Step	Hyp	Ref	Expression
1		grpinvfval.3	. 2 ⊢ 𝑁 = (inv‘𝐺)
2		grpinvfval.1	. . . . 5 ⊢ 𝑋 = ran 𝐺
3		rnexg 7942	. . . . 5 ⊢ (𝐺 ∈ GrpOp → ran 𝐺 ∈ V)
4	2, 3	eqeltrid 2848	. . . 4 ⊢ (𝐺 ∈ GrpOp → 𝑋 ∈ V)
5		mptexg 7258	. . . 4 ⊢ (𝑋 ∈ V → (𝑥 ∈ 𝑋 ↦ (℩𝑦 ∈ 𝑋 (𝑦𝐺𝑥) = 𝑈)) ∈ V)

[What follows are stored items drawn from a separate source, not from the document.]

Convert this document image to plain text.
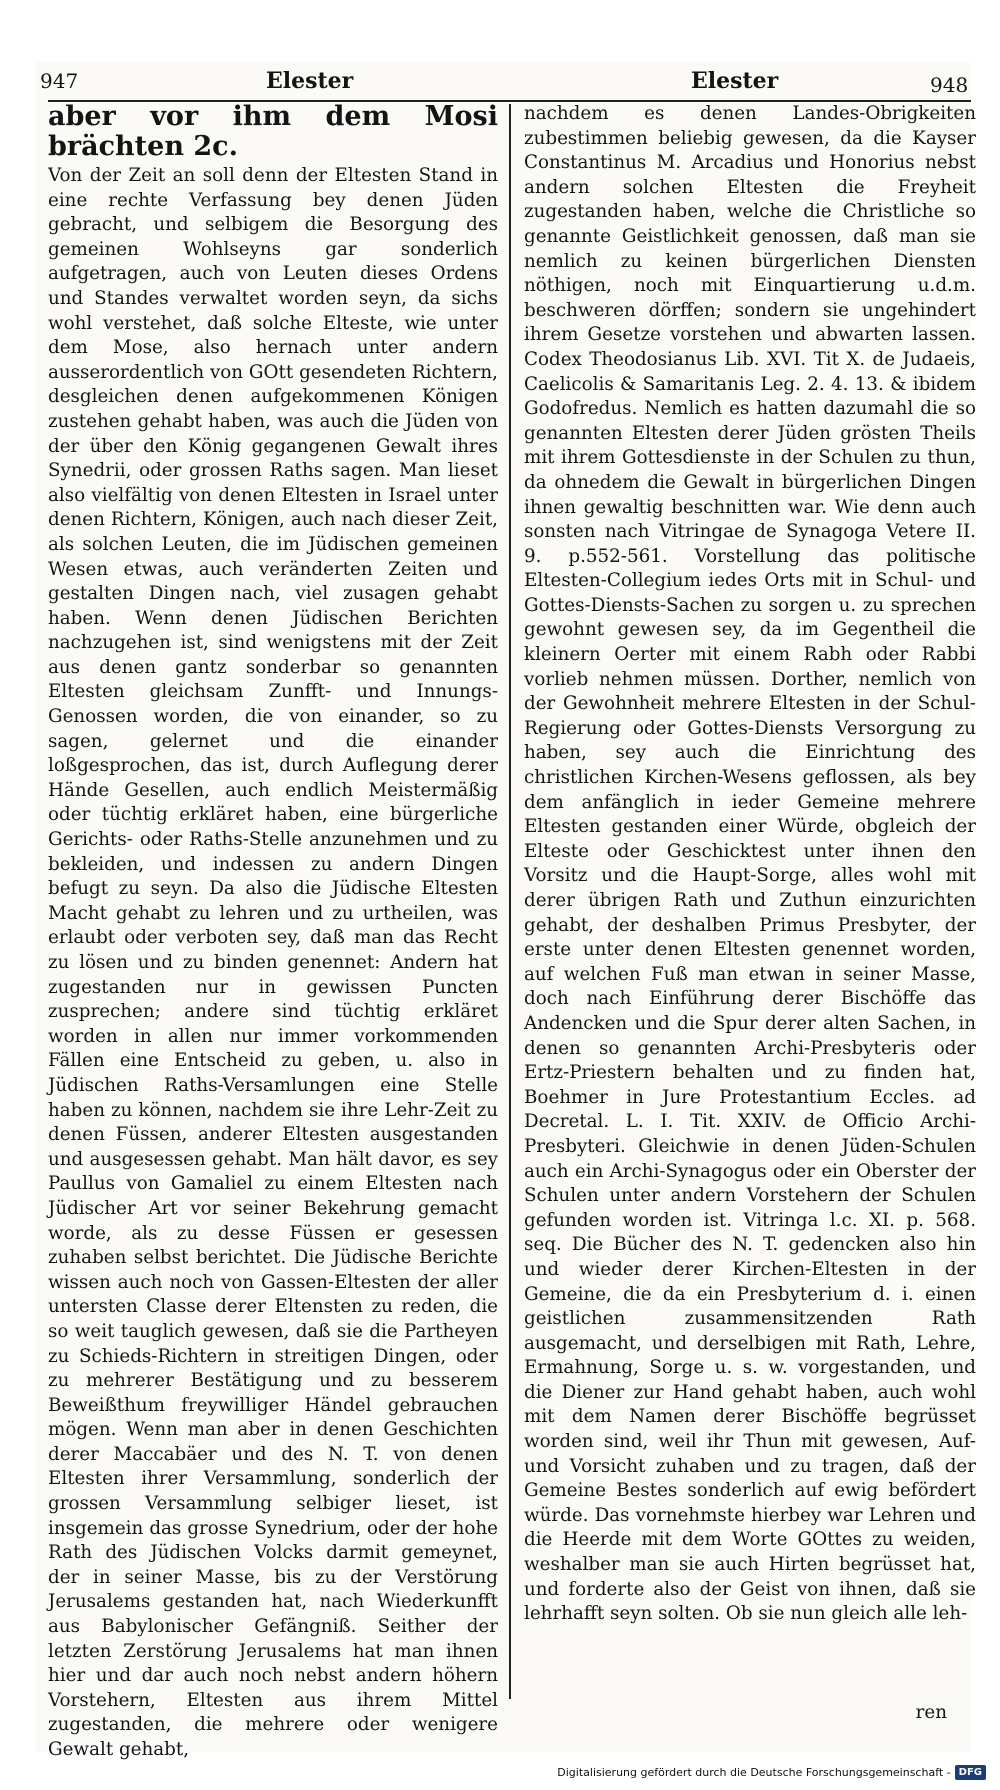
947	Elester	Elester	948
aber vor ihm dem Mosi brächten 2c.

Von der Zeit an soll denn der Eltesten Stand in eine rechte Verfassung bey denen Jüden gebracht, und selbigem die Besorgung des gemeinen Wohlseyns gar sonderlich aufgetragen, auch von Leuten dieses Ordens und Standes verwaltet worden seyn, da sichs wohl verstehet, daß solche Elteste, wie unter dem Mose, also hernach unter andern ausserordentlich von GOtt gesendeten Richtern, desgleichen denen aufgekommenen Königen zustehen gehabt haben, was auch die Jüden von der über den König gegangenen Gewalt ihres Synedrii, oder grossen Raths sagen. Man lieset also vielfältig von denen Eltesten in Israel unter denen Richtern, Königen, auch nach dieser Zeit, als solchen Leuten, die im Jüdischen gemeinen Wesen etwas, auch veränderten Zeiten und gestalten Dingen nach, viel zusagen gehabt haben. Wenn denen Jüdischen Berichten nachzugehen ist, sind wenigstens mit der Zeit aus denen gantz sonderbar so genannten Eltesten gleichsam Zunfft- und Innungs-Genossen worden, die von einander, so zu sagen, gelernet und die einander loßgesprochen, das ist, durch Auflegung derer Hände Gesellen, auch endlich Meistermäßig oder tüchtig erkläret haben, eine bürgerliche Gerichts- oder Raths-Stelle anzunehmen und zu bekleiden, und indessen zu andern Dingen befugt zu seyn. Da also die Jüdische Eltesten Macht gehabt zu lehren und zu urtheilen, was erlaubt oder verboten sey, daß man das Recht zu lösen und zu binden genennet: Andern hat zugestanden nur in gewissen Puncten zusprechen; andere sind tüchtig erkläret worden in allen nur immer vorkommenden Fällen eine Entscheid zu geben, u. also in Jüdischen Raths-Versamlungen eine Stelle haben zu können, nachdem sie ihre Lehr-Zeit zu denen Füssen, anderer Eltesten ausgestanden und ausgesessen gehabt. Man hält davor, es sey Paullus von Gamaliel zu einem Eltesten nach Jüdischer Art vor seiner Bekehrung gemacht worde, als zu desse Füssen er gesessen zuhaben selbst berichtet. Die Jüdische Berichte wissen auch noch von Gassen-Eltesten der aller untersten Classe derer Eltensten zu reden, die so weit tauglich gewesen, daß sie die Partheyen zu Schieds-Richtern in streitigen Dingen, oder zu mehrerer Bestätigung und zu besserem Beweißthum freywilliger Händel gebrauchen mögen. Wenn man aber in denen Geschichten derer Maccabäer und des N. T. von denen Eltesten ihrer Versammlung, sonderlich der grossen Versammlung selbiger lieset, ist insgemein das grosse Synedrium, oder der hohe Rath des Jüdischen Volcks darmit gemeynet, der in seiner Masse, bis zu der Verstörung Jerusalems gestanden hat, nach Wiederkunfft aus Babylonischer Gefängniß. Seither der letzten Zerstörung Jerusalems hat man ihnen hier und dar auch noch nebst andern höhern Vorstehern, Eltesten aus ihrem Mittel zugestanden, die mehrere oder wenigere Gewalt gehabt,

nachdem es denen Landes-Obrigkeiten zubestimmen beliebig gewesen, da die Kayser Constantinus M. Arcadius und Honorius nebst andern solchen Eltesten die Freyheit zugestanden haben, welche die Christliche so genannte Geistlichkeit genossen, daß man sie nemlich zu keinen bürgerlichen Diensten nöthigen, noch mit Einquartierung u.d.m. beschweren dörffen; sondern sie ungehindert ihrem Gesetze vorstehen und abwarten lassen. Codex Theodosianus Lib. XVI. Tit X. de Judaeis, Caelicolis & Samaritanis Leg. 2. 4. 13. & ibidem Godofredus. Nemlich es hatten dazumahl die so genannten Eltesten derer Jüden grösten Theils mit ihrem Gottesdienste in der Schulen zu thun, da ohnedem die Gewalt in bürgerlichen Dingen ihnen gewaltig beschnitten war. Wie denn auch sonsten nach Vitringae de Synagoga Vetere II. 9. p.552-561. Vorstellung das politische Eltesten-Collegium iedes Orts mit in Schul- und Gottes-Diensts-Sachen zu sorgen u. zu sprechen gewohnt gewesen sey, da im Gegentheil die kleinern Oerter mit einem Rabh oder Rabbi vorlieb nehmen müssen. Dorther, nemlich von der Gewohnheit mehrere Eltesten in der Schul-Regierung oder Gottes-Diensts Versorgung zu haben, sey auch die Einrichtung des christlichen Kirchen-Wesens geflossen, als bey dem anfänglich in ieder Gemeine mehrere Eltesten gestanden einer Würde, obgleich der Elteste oder Geschicktest unter ihnen den Vorsitz und die Haupt-Sorge, alles wohl mit derer übrigen Rath und Zuthun einzurichten gehabt, der deshalben Primus Presbyter, der erste unter denen Eltesten genennet worden, auf welchen Fuß man etwan in seiner Masse, doch nach Einführung derer Bischöffe das Andencken und die Spur derer alten Sachen, in denen so genannten Archi-Presbyteris oder Ertz-Priestern behalten und zu finden hat, Boehmer in Jure Protestantium Eccles. ad Decretal. L. I. Tit. XXIV. de Officio Archi-Presbyteri. Gleichwie in denen Jüden-Schulen auch ein Archi-Synagogus oder ein Oberster der Schulen unter andern Vorstehern der Schulen gefunden worden ist. Vitringa l.c. XI. p. 568. seq. Die Bücher des N. T. gedencken also hin und wieder derer Kirchen-Eltesten in der Gemeine, die da ein Presbyterium d. i. einen geistlichen zusammensitzenden Rath ausgemacht, und derselbigen mit Rath, Lehre, Ermahnung, Sorge u. s. w. vorgestanden, und die Diener zur Hand gehabt haben, auch wohl mit dem Namen derer Bischöffe begrüsset worden sind, weil ihr Thun mit gewesen, Auf- und Vorsicht zuhaben und zu tragen, daß der Gemeine Bestes sonderlich auf ewig befördert würde. Das vornehmste hierbey war Lehren und die Heerde mit dem Worte GOttes zu weiden, weshalber man sie auch Hirten begrüsset hat, und forderte also der Geist von ihnen, daß sie lehrhafft seyn solten. Ob sie nun gleich alle leh-

ren
Digitalisierung gefördert durch die Deutsche Forschungsgemeinschaft - DFG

6	4, 5	syl 17	. . 3 ⊢ (𝐺 ∈ GrpOp → (𝑥 ∈ 𝑋 ↦ (℩𝑦 ∈ 𝑋 (𝑦𝐺𝑥) = 𝑈)) ∈ V)
7		rneq 5961	. . . . . 6 ⊢ (𝑔 = 𝐺 → ran 𝑔 = ran 𝐺)
8	7, 2	eqtr4di 2798	. . . . 5 ⊢ (𝑔 = 𝐺 → ran 𝑔 = 𝑋)
9		oveq 7454	. . . . . . 7 ⊢ (𝑔 = 𝐺 → (𝑦𝑔𝑥) = (𝑦𝐺𝑥))
10		fveq2 6920	. . . . . . . 8 ⊢ (𝑔 = 𝐺 → (GId‘𝑔) = (GId‘𝐺))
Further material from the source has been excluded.